Diante de mim, um rigido criado collocou vagarosamente uma garrafa de
cognac e um calice. Bebi.

O tio arregalava os olhos immensos; de vez em quando chupava o labio
inferior, soprava espalmando as mãos ambas na alva toalha da mesa. Os
crystaes tremiam. E eu falava da roça, da viagem, dos companheiros, da
paisagem accidentada de serra abaixo.

O mesmo criado que me servira o cognac trouxe uma chavena de café, que
o tio tremulamente recebeu. O servidor prudente aparou com a salva, por
baixo do queixo triplice do meu obeso parente, as gottas que escorriam.
Sorvido o ultimo gole, meu tio roncou de fartura e escorregou na
cadeira, para baixo da mesa, deixando apenas, para contemplação dos
meus olhos, o seu busto de Vitellio, apopletico e gordo.
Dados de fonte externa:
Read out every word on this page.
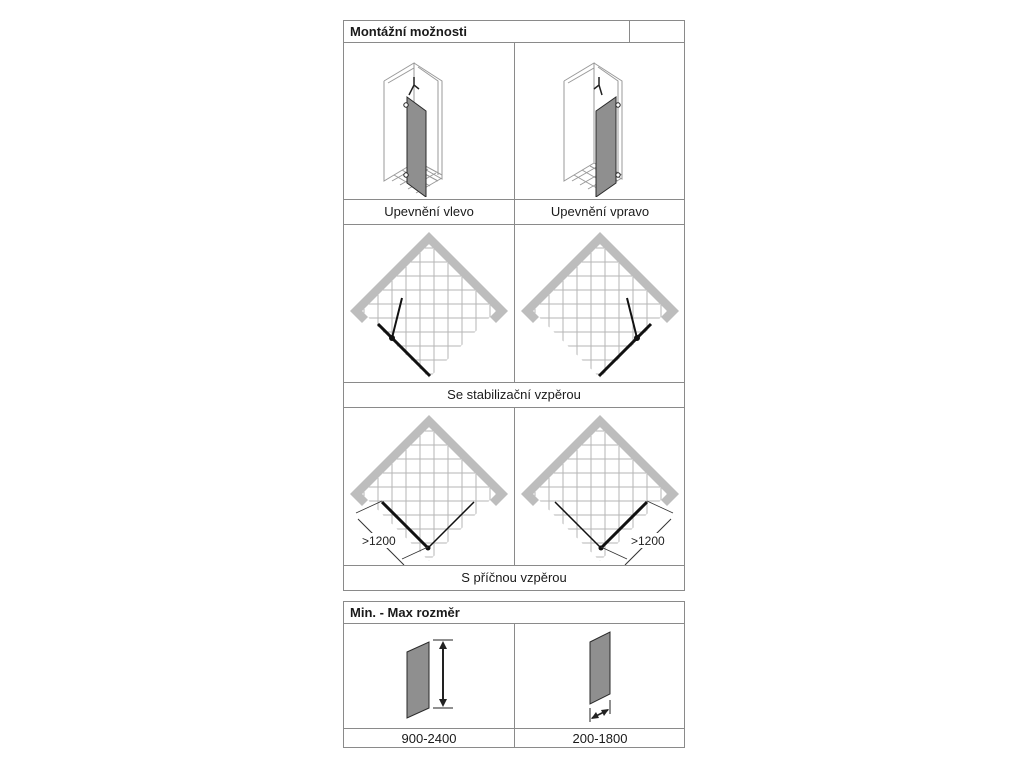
Montážní možnosti
Upevnění vlevo	Upevnění vpravo
Se stabilizační vzpěrou
>1200	>1200
S příčnou vzpěrou
Min. - Max rozměr
900-2400	200-1800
Tentou dizer algumas palavras, mas os seus labios purpureos tremiam,
deixando apenas fugir um sopro flebil. Cravei os olhos nelle, quiz
sacudil-o, a pouco e pouco, porém, o sopro foi crescendo e já era um
rosnar--a boca descerrou-se, a cabeça enorme tombou para o peito e um
ronco sonoro, que encheu toda a sala, apaziguou o meu espirito. Não
era a apoplexia fulminante, não, não era... Meu tio dormia o somno
cibarico.

O criado do cognac, com um guardanapo ao hombro, andando na ponta
dos pés, veiu annunciar-me em segredo que o banho estava prompto.
Procurei a mala: havia desapparecido. Quiz interrogar, mas já o
homem, arrepanhando um reposteiro, mostrava-me um corredor claramente
alumiado, de paredes luzidas, pintadas a oleo, com medalhões
representando idyllios.

--Por aqui, senhor.

Baixei a cabeça, e, voltando-me para falar ao criado, notei que todo
luxo da sala de jantar desapparecera sob uma treva brusca, onde apenas
restavam dois pingos de luz, e vi um vulto que se esgueirava como uma
visão. O criado soprou-me:

--É ao fundo, senhor.

Agradeci com um gesto, para evitar o rumor das palavras.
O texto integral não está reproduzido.